Le concept d’innovation ouverte a été déve­lop­pé à par­tir d’exemples concrets. Les meilleurs se rap­portent d’abord à l’industrie du logi­ciel ou à celle de la micro­élec­tro­nique. C’est-à-dire des indus­tries où la prime au pre­mier arri­vé est très impor­tante et où l’obsolescence des tech­no­lo­gies est par­ti­cu­liè­re­ment rapide.

REPÈRES

En matière de « science » du management, devant une tendance nouvelle et forte, il y a une « théorie » nouvelle, portant un nom attractif, issue d’exemples pris dans un secteur donné qu’on extrapole brillamment aux autres secteurs en donnant une portée universelle à des cas concrets qui ont effectivement bien réussi, mais localement. On force le trait pour mieux faire ressortir l’originalité du concept au risque d’ignorer superbement des tas d’exemples antérieurs qui fonctionnaient déjà sur des modèles très proches.
Le nouveau concept qui porte le joli nom « d’innovation ouverte » ne peut qu’être perçu beaucoup plus positivement qu’une innovation « fermée ». Cette dernière représente la R&D d’une grande firme qui effectue tous ses développements en s’appuyant d’abord sur ses compétences internes.
L’innovation ouverte, c’est le contraire. Les développements se font quasi systématiquement en coopération, en allant chercher les compétences là où elles se trouvent, en signant de nombreux contrats de coopération avec de nombreux acteurs. L’idée de base est de partager ses connaissances avec d’autres, qui partagent les leurs avec vous, dans une relation « gagnant-gagnant ». La synergie des connaissances dégage de la productivité et permet d’arriver plus rapidement et à meilleur coût au résultat souhaité.

Une volonté politique

Dans le cas où le client est à l’origine du rap­pro­che­ment, n’oublions pas que déve­lop­per de véri­tables par­te­na­riats R&D avec des four­nis­seurs implique que ces der­niers y gagnent quelque chose. Leur inté­rêt est de vendre le déve­lop­pe­ment et le client sou­haite, le plus sou­vent, gar­der la pri­meur du déve­lop­pe­ment pour lui.

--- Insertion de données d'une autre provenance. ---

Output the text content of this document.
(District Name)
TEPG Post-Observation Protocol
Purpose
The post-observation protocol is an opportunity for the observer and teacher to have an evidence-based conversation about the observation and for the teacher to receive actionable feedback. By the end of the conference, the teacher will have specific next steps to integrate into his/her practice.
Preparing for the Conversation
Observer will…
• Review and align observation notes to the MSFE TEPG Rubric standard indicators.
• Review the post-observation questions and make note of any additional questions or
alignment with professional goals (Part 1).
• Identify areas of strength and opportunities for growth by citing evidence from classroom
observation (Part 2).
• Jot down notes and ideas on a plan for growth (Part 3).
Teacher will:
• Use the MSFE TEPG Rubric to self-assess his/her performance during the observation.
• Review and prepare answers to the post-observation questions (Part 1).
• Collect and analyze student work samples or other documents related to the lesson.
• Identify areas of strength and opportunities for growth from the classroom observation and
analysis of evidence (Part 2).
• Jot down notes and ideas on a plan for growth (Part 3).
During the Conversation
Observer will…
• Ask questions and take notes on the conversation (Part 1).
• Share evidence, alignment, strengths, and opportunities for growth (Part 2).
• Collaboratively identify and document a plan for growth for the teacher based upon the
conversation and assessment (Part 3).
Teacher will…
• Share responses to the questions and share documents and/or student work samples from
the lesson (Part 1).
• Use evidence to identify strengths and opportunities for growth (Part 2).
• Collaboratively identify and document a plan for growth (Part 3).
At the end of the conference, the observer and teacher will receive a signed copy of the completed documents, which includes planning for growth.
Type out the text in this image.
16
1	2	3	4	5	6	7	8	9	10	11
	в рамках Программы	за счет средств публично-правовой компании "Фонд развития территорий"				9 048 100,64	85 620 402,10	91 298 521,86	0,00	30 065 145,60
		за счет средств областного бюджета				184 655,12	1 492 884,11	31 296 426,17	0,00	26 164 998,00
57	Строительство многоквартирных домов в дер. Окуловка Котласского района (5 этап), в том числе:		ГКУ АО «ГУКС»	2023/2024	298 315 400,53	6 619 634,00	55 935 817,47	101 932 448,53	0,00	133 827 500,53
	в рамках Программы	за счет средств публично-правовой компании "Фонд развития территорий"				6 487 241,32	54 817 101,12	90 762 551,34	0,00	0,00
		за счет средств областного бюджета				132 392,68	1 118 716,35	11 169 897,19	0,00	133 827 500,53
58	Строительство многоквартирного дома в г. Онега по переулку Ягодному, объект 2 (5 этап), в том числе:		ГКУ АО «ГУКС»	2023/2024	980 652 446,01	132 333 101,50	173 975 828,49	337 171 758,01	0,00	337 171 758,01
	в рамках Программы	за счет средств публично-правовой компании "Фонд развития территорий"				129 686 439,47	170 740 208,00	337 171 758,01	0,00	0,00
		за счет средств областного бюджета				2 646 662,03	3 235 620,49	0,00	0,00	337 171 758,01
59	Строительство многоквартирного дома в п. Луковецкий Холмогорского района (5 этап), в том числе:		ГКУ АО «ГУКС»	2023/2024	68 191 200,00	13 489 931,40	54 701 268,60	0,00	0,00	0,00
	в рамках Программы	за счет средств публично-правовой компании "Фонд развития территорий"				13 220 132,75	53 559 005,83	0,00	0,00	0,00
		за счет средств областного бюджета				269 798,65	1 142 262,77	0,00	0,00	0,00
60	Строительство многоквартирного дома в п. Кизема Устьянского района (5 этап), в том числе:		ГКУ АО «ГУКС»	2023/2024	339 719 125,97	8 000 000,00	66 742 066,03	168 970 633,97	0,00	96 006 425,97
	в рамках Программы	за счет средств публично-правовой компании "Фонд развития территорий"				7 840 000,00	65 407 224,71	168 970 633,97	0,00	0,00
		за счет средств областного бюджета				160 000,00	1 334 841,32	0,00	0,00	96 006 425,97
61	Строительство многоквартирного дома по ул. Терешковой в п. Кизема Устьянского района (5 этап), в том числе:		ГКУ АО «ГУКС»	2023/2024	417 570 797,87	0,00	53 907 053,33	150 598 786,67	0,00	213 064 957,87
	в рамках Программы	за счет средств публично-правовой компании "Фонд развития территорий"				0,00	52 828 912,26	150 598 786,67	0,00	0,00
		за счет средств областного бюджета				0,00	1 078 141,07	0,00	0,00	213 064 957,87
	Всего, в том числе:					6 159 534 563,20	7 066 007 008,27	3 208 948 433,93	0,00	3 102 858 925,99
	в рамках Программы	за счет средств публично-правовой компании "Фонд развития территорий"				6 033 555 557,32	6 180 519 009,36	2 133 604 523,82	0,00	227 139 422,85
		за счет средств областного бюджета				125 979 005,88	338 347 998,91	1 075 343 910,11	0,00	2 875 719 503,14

Il n’existe plus d’entreprise capable de réunir toutes les compétences

Dis­cus­sion très clas­sique qui se ter­mine sou­vent par une période de confi­den­tia­li­té au-delà de laquelle le four­nis­seur devient libre. Je ne recom­mande pas la for­mule du genre : « Vous pou­vez vendre mais il faut nous deman­der avant. » Le cour­riel de demande d’autorisation fait le tour de l’entreprise cliente et il y a tou­jours une per­sonne « opé­ra­tion­nelle » pour dire que c’est un avan­tage tota­le­ment indu qu’on donne à la concurrence.

La R&D y perd un bon contact avec ses four­nis­seurs. Il vaut bien mieux se faire rabrouer pour une période d’exclusivité trop courte (du point de vue des opé­ra­tion­nels) que de se lan­cer dans ce genre de for­mule (où la rela­tion confiante ne dure jamais très longtemps).

Dans le cas où le four­nis­seur désire faire un déve­lop­pe­ment avec un client, il ira en démar­cher plu­sieurs et le client pour­ra exi­ger de ne pas se retrou­ver pieds et poings liés avec un seul four­nis­seur. Être lié à un seul four­nis­seur pré­sente de vrais risques : le « copain » avec qui vous aviez une bonne coopé­ra­tion sur le long terme est nom­mé ailleurs et est rem­pla­cé par un jeune loup aux dents longues, qui réus­sit une opé­ra­tion de gain à court terme en aug­men­tant bru­ta­le­ment les prix et en détrui­sant la belle har­mo­nie précédente.

Les dis­cus­sions peuvent avoir lieu sur plu­sieurs points : une déter­mi­na­tion avan­ta­geuse tran­si­toire du prix de vente du futur pro­duit, une clause de four­nis­seur pri­vi­lé­gié, une période d’exclusivité, etc. On voit que les pos­si­bi­li­tés de négo­cia­tion sont nom­breuses, d’où deux remarques. Démar­rer un nou­veau par­te­na­riat est long et dif­fi­cile. Il y faut une vraie volon­té poli­tique de part et d’autre.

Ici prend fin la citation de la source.